Is C-section a special concern for certain women?
Because C-section has become so common, all pregnant women should learn about it. However, knowing the facts is especially important when:
- You are expecting your first baby. As a first-time expectant mother, you have the greatest freedom to determine the kind of birth you will have and the choices you make for this first baby are likely to determine your options for any future babies. If you have a C-section for this birth, you probably will have a C-section for any future babies because it is becoming more difficult to find care providers and hospitals that support vaginal birth after cesarean (VBAC). This means that you and your babies will probably face the extra risks of repeated C-sections. However, if your first birth is a vaginal birth, you will almost certainly go on having vaginal births in the future.
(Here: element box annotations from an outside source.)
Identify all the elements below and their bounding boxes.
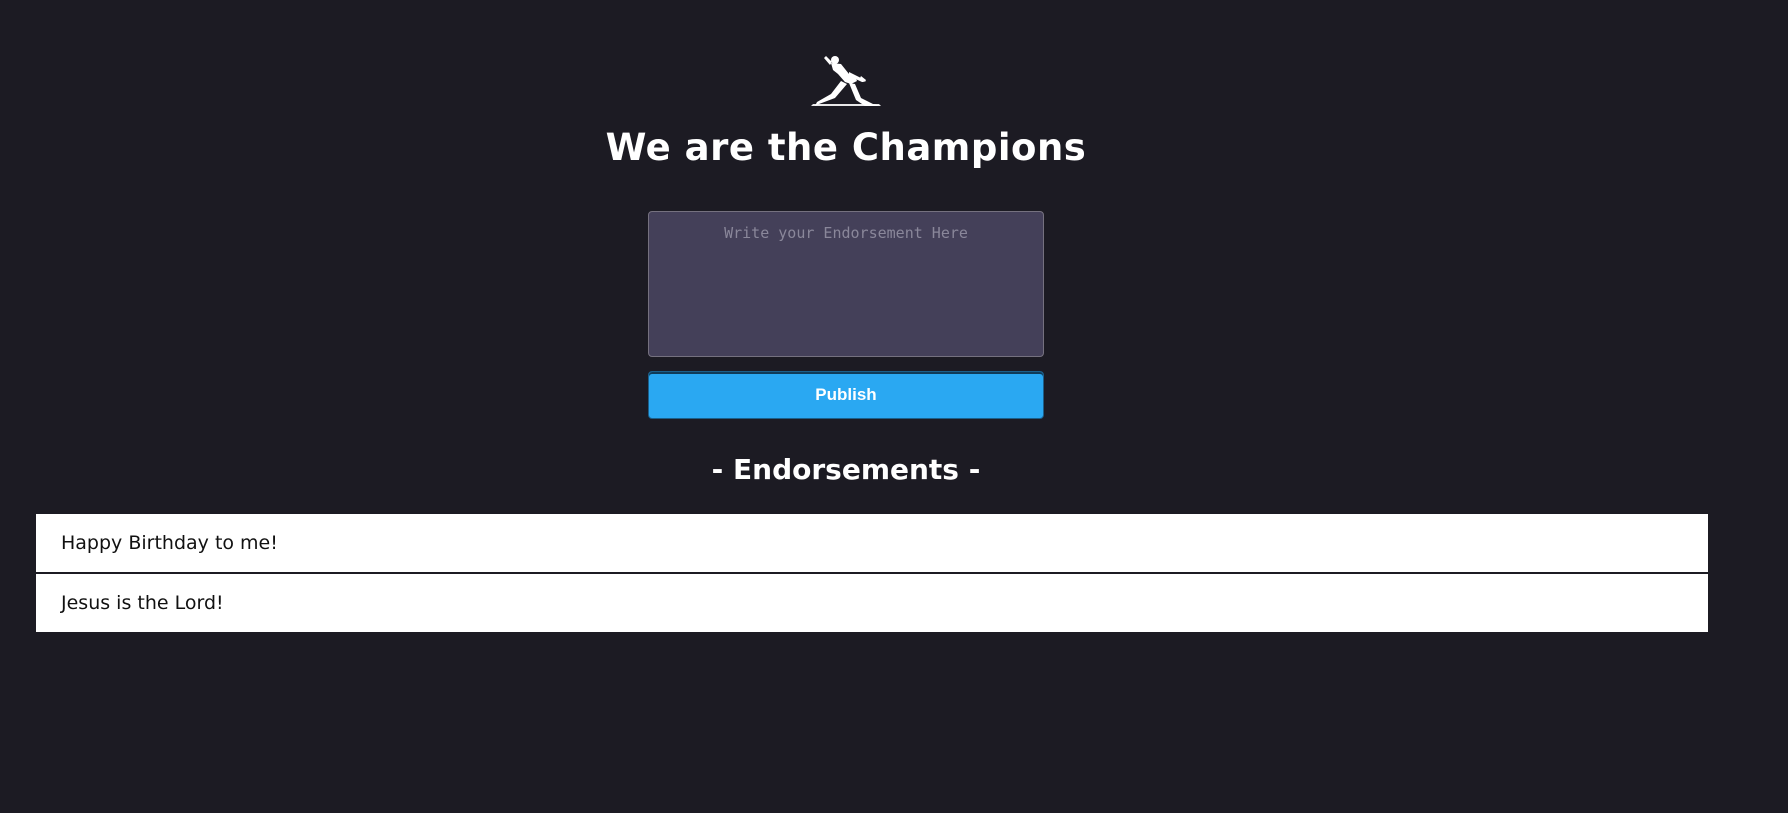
page-title: We are the Champions — [605, 126, 1087, 169]
endorsement-textarea[interactable] — [648, 211, 1044, 357]
endorsements-heading: - Endorsements - — [711, 453, 981, 486]
endorsement-list: Happy Birthday to me! Jesus is the Lord! — [36, 514, 1708, 634]
list-item[interactable]: Jesus is the Lord! — [36, 574, 1708, 632]
publish-button[interactable]: Publish — [648, 371, 1044, 419]
list-item[interactable]: Happy Birthday to me! — [36, 514, 1708, 572]
freddie-mercury-silhouette-icon — [811, 56, 881, 106]
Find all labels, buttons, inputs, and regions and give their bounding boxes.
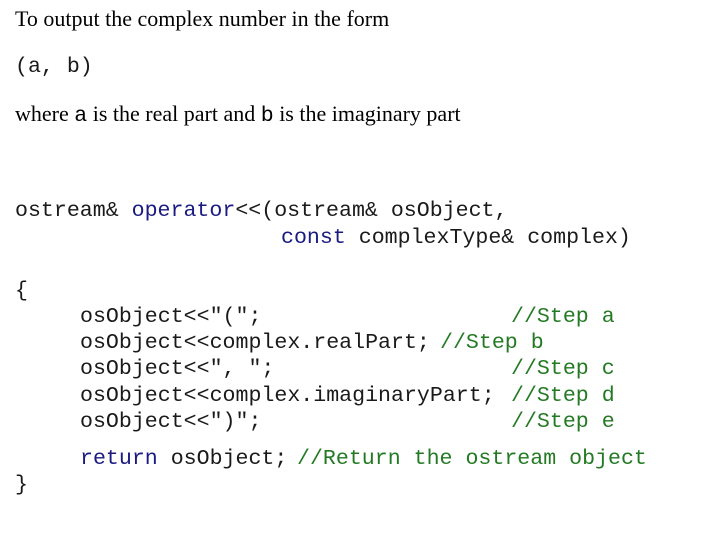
signature-params-2: complexType& complex) bbox=[345, 226, 631, 250]
signature-line-2: const complexType& complex) bbox=[281, 226, 631, 250]
step-comment: //Step c bbox=[511, 357, 615, 381]
where-prefix: where bbox=[15, 101, 75, 126]
open-brace: { bbox=[15, 279, 28, 303]
var-b: b bbox=[260, 104, 274, 128]
step-line: osObject<<complex.imaginaryPart; bbox=[80, 384, 495, 408]
step-line: osObject<<")"; bbox=[80, 410, 262, 434]
return-keyword: return bbox=[80, 447, 158, 471]
return-value: osObject; bbox=[157, 447, 288, 471]
var-a: a bbox=[74, 104, 88, 128]
where-description: where a is the real part and b is the im… bbox=[15, 103, 461, 128]
close-brace: } bbox=[15, 473, 28, 497]
form-example: (a, b) bbox=[15, 55, 93, 79]
operator-keyword: operator bbox=[131, 199, 236, 223]
intro-heading: To output the complex number in the form bbox=[15, 6, 390, 31]
step-comment: //Step a bbox=[511, 305, 615, 329]
step-comment: //Step e bbox=[511, 410, 615, 434]
step-line: osObject<<"("; bbox=[80, 305, 262, 329]
return-line: return osObject; bbox=[80, 447, 288, 471]
step-comment: //Step b bbox=[440, 331, 544, 355]
step-line: osObject<<complex.realPart; bbox=[80, 331, 430, 355]
signature-line-1: ostream& operator<<(ostream& osObject, bbox=[15, 199, 508, 223]
return-comment: //Return the ostream object bbox=[297, 447, 647, 471]
where-suffix: is the imaginary part bbox=[273, 101, 461, 126]
return-type: ostream& bbox=[15, 199, 132, 223]
const-keyword: const bbox=[281, 226, 346, 250]
where-mid: is the real part and bbox=[87, 101, 261, 126]
signature-params-1: <<(ostream& osObject, bbox=[235, 199, 508, 223]
step-comment: //Step d bbox=[511, 384, 615, 408]
step-line: osObject<<", "; bbox=[80, 357, 275, 381]
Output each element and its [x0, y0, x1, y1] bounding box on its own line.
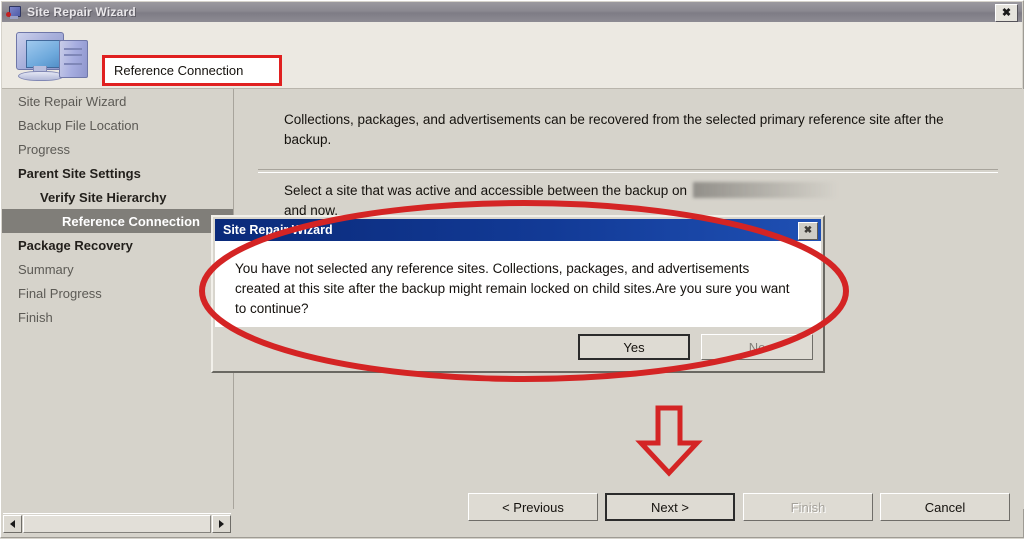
sidebar-item-label: Reference Connection [62, 213, 200, 229]
sidebar-item-finish[interactable]: Finish [2, 305, 233, 329]
sidebar-item-label: Verify Site Hierarchy [40, 189, 167, 205]
sidebar-item-label: Final Progress [18, 285, 102, 301]
sidebar-item-reference-connection[interactable]: Reference Connection [2, 209, 233, 233]
wizard-step-list: Site Repair Wizard Backup File Location Pr… [2, 89, 234, 509]
redacted-backup-date [692, 182, 838, 198]
no-button-label: No [748, 339, 766, 355]
sidebar-item-summary[interactable]: Summary [2, 257, 233, 281]
annotation-down-arrow-icon [634, 405, 704, 477]
scroll-right-icon[interactable] [212, 515, 231, 533]
previous-button[interactable]: < Previous [468, 493, 598, 521]
sidebar-item-label: Backup File Location [18, 117, 139, 133]
dialog-body: You have not selected any reference site… [215, 241, 821, 327]
scrollbar-thumb[interactable] [23, 515, 211, 533]
scroll-left-icon[interactable] [3, 515, 22, 533]
sidebar-item-label: Progress [18, 141, 71, 157]
cancel-button[interactable]: Cancel [880, 493, 1010, 521]
sidebar-item-backup-file-location[interactable]: Backup File Location [2, 113, 233, 137]
wizard-header: Reference Connection [2, 22, 1022, 89]
yes-button[interactable]: Yes [578, 334, 690, 360]
sidebar-item-final-progress[interactable]: Final Progress [2, 281, 233, 305]
sidebar-item-label: Finish [18, 309, 53, 325]
dialog-close-icon[interactable]: ✖ [798, 222, 818, 240]
sidebar-item-label: Parent Site Settings [18, 165, 141, 181]
window-title: Site Repair Wizard [27, 5, 136, 19]
wizard-button-bar: < Previous Next > Finish Cancel [234, 481, 1024, 539]
content-separator [258, 169, 998, 173]
sidebar-item-label: Site Repair Wizard [18, 93, 127, 109]
wizard-window: Site Repair Wizard ✖ Reference Connectio… [0, 0, 1024, 538]
dialog-message: You have not selected any reference site… [235, 261, 790, 316]
page-title: Reference Connection [114, 63, 244, 78]
wizard-icon [6, 4, 22, 20]
close-icon[interactable]: ✖ [995, 4, 1018, 22]
sidebar-item-label: Summary [18, 261, 74, 277]
no-button[interactable]: No [701, 334, 813, 360]
page-title-highlight: Reference Connection [102, 55, 282, 86]
select-site-text-before: Select a site that was active and access… [284, 183, 687, 198]
intro-text: Collections, packages, and advertisement… [284, 112, 944, 147]
computer-icon [12, 30, 92, 81]
horizontal-scrollbar[interactable] [3, 513, 231, 534]
sidebar-item-package-recovery[interactable]: Package Recovery [2, 233, 233, 257]
finish-button: Finish [743, 493, 873, 521]
sidebar-item-progress[interactable]: Progress [2, 137, 233, 161]
dialog-title-bar: Site Repair Wizard ✖ [215, 219, 821, 241]
sidebar-item-site-repair-wizard[interactable]: Site Repair Wizard [2, 89, 233, 113]
dialog-footer: Yes No [215, 327, 821, 371]
sidebar-item-label: Package Recovery [18, 237, 133, 253]
next-button[interactable]: Next > [605, 493, 735, 521]
sidebar-item-parent-site-settings[interactable]: Parent Site Settings [2, 161, 233, 185]
window-title-bar: Site Repair Wizard ✖ [2, 2, 1022, 23]
confirmation-dialog: Site Repair Wizard ✖ You have not select… [211, 215, 825, 373]
dialog-title: Site Repair Wizard [223, 223, 333, 237]
sidebar-item-verify-site-hierarchy[interactable]: Verify Site Hierarchy [2, 185, 233, 209]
- You might have more than two babies. The likelihood of certain life-threatening complications that could affect you and your future babies goes up as the number of C-sections you have rises. Avoiding unneeded cesareans is very important for women who want large families.
- You are expecting your first baby in your 30s or beyond. Older women are at increased risk of cesarean for both medical reasons and because of non-medical factors such as the false belief that a planned C-section is safer for babies. Women who are 35 or older also face a higher risk of certain complications with C-sections, such as excessive bleeding or blood clots.
- You are overweight or obese. This can increase the likelihood of having a C-section. High weight also increases the risk of certain complications with C-sections, especially infections and blood clots. Patience and a confident, supportive care provider can make a big difference for women who weigh more.
- You have had abdominal or pelvic surgery before. Every operation increases the amount of internal scar tissue (adhesions) and the problems scar tissue can cause, including chronic pain and a twisted and blocked bowel. Later surgery is harder when there is scar tissue, so it’s more likely to result in injuries to organs or blood vessels.
Will how I give birth to this baby affect my next pregnancy and baby?
Most likely, yes. The way you give birth can affect your next pregnancy in two ways: your choices and your safety.
- Choices: Even though research shows that most women can safely have a vaginal birth after a cesarean (VBAC), some hospitals and health care providers will only offer or will strongly encourage a repeat cesarean. As a result, in recent years about 9 in 10 women with past cesarean birth have been having cesareans in future births. If you plan a VBAC, you may have fewer choices in terms of where you can have your baby, who will attend your birth, or which tests and procedures you will have.
- Safety: Whether you have a C-section or plan a vaginal birth for any future babies, your pregnancy will be considered high-risk if you’ve had a C-section before. That’s because the C-section scar can come apart in pregnancy or during labor or can cause problems with the new placenta. These are serious problems for both a woman and her baby. The more C-sections a woman has, the more likely these problems are. These risks are discussed in more detail on the Cesarean and VBAC Research and Evidence pages.
On the other hand, if your first birth is vaginal, your future births are highly likely to be vaginal as well.